My FICO Score
Credit Score Pareto Chart
Again, this is the Pareto Chart for your credit score. Companies use Pareto Charts when analyzing processes that need improvement. They help determine the defects behind the processes and the changes that will make the biggest impacts the fastest without having to fix everything at once. If you address the factors that cause the most problems, you will see drastic improvement quickly. The highest factor is on the left and the lowest factor on the right. The line shows the cumulative effect as you go across the chart. For your credit score, the most impactful factors are 'Payment History' and 'Utilization Rate', which make up 65% of the score. Therefore addressing these factors first will give you the biggest bang for your buck.

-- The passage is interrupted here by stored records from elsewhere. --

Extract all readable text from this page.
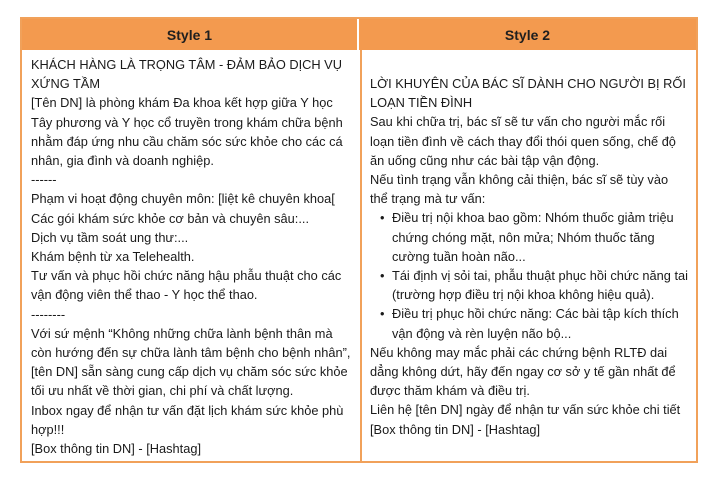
Style 1	Style 2

KHÁCH HÀNG LÀ TRỌNG TÂM - ĐẢM BẢO DỊCH VỤ XỨNG TẦM

[Tên DN] là phòng khám Đa khoa kết hợp giữa Y học Tây phương và Y học cổ truyền trong khám chữa bệnh nhằm đáp ứng nhu cầu chăm sóc sức khỏe cho các cá nhân, gia đình và doanh nghiệp.

------

Phạm vi hoạt động chuyên môn: [liệt kê chuyên khoa[

Các gói khám sức khỏe cơ bản và chuyên sâu:...

Dịch vụ tầm soát ung thư:...

Khám bệnh từ xa Telehealth.

Tư vấn và phục hồi chức năng hậu phẫu thuật cho các vận động viên thể thao - Y học thể thao.

--------

Với sứ mệnh “Không những chữa lành bệnh thân mà còn hướng đến sự chữa lành tâm bệnh cho bệnh nhân”, [tên DN] sẵn sàng cung cấp dịch vụ chăm sóc sức khỏe tối ưu nhất về thời gian, chi phí và chất lượng.

Inbox ngay để nhận tư vấn đặt lịch khám sức khỏe phù hợp!!!

[Box thông tin DN] - [Hashtag]

LỜI KHUYÊN CỦA BÁC SĨ DÀNH CHO NGƯỜI BỊ RỐI LOẠN TIỀN ĐÌNH

Sau khi chữa trị, bác sĩ sẽ tư vấn cho người mắc rối loạn tiền đình về cách thay đổi thói quen sống, chế độ ăn uống cũng như các bài tập vận động.

Nếu tình trạng vẫn không cải thiện, bác sĩ sẽ tùy vào thể trạng mà tư vấn:

• Điều trị nội khoa bao gồm: Nhóm thuốc giảm triệu chứng chóng mặt, nôn mửa; Nhóm thuốc tăng cường tuần hoàn não...
• Tái định vị sỏi tai, phẫu thuật phục hồi chức năng tai (trường hợp điều trị nội khoa không hiệu quả).
• Điều trị phục hồi chức năng: Các bài tập kích thích vận động và rèn luyện não bộ...

Nếu không may mắc phải các chứng bệnh RLTĐ dai dẳng không dứt, hãy đến ngay cơ sở y tế gần nhất để được thăm khám và điều trị.

Liên hệ [tên DN] ngày để nhận tư vấn sức khỏe chi tiết

[Box thông tin DN] - [Hashtag]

I dive into a Pareto Chart example, in the first post of this series. Essentially, if you address the issues that make up the majority weight of the problem or thing you are trying to improve you will see the greatest improvement early on.
I am calling you to use the Pareto Chart I have created for your credit score and then analyze what you can do to tackle the biggest factors affecting your score so you can get to the 800s.
Credit Card Factors in Order of Significance:
We’ll continue on with Payment History (The largest weight of your credit score)
Payment History is the record of your payments throughout the life of your credit score. This category is a little bit more difficult to address because it’s like the school attendance record of you credit cards payments and roll call has been going on for years and is already documented, sent to the office, and on your school record.
If you use any popular credit service such as Credit Karma, after clicking your score, and then clicking Payment History, you’ll find your percent of On-time Payments. Notice that this credit score factor runs a tight ship because to be rated ‘Excellent’ or ‘Good’ you need at least 99%.
I am lucky to have 100% in this category and I say lucky because most of us get our first credit cards at the young adult age of 18. When I got my first credit card at my bank, I honestly didn’t even know what I was signing up for. I went in to make changes to my checking account and came out with the changes and a new credit card. Putting something that has a grade factor that only allows for 2% error in the hands of a teen is one of life’s many injustices. It is like expecting a new student to average a 98/100 minimum on every test over their whole schooling career. Once my credit card came in the mail, I told my parents and got scolded on how having a credit card would ruin my life. I thought, “this can’t be true” and here I am about a decade later (lots of reading involved) with 100% on-time payments, 800+ score, and one who uses credit cards for free rewards and travel. I am lucky that my parents scared me into learning because not all get the warning. Credit cards do cause setbacks to many lives but they do not have to.
If you weren’t this lucky here’s some things you can do about it:
Go back into Credit Karma, click on ‘View full credit report’, click on any credit card and then see ‘Times 30/60/90 Days Late’. On the app, it looks like this:
There is one saving grace here, you can be late on a payment as long as you are not 30 days late. Also I have forgotten to pay a card for an entire cycle before and still have 100% on-time because many cards first slap you with a high late payment fee before turning you over to the office with a tardy mark. For everyone at or under 99%...
A Credit Karma article suggests that if a missed payment is 7 years old or if you actually paid on time, the credit company will remove the late payment from your credit report. I have less experience with this but I have had success in removing a late fee by calling the credit card company. I simply called and told them that I tried to pay the fee online and it didn’t go through or I tried to pay by phone and it was not processed or “I have been a faithful holder of your credit card for 5 years and have never missed a payment. I have already submitted the payment and you can see that on your end, and though it was 3 days late I did not receive proper notification. I have updated my contact info and it will not happen again. I would appreciate you valuing my loyalty as a card holder and removing this late fee.”
If all else fails, there is still one good thing and that is: you still have the present and future to get that percentage up. This is obviously a very long game but I have several credit cards and all of them report payments each month so each on-time report is one payment closer to 99%. And in seven years (which will come) you can go back and ask for the missed or late payment to be removed again.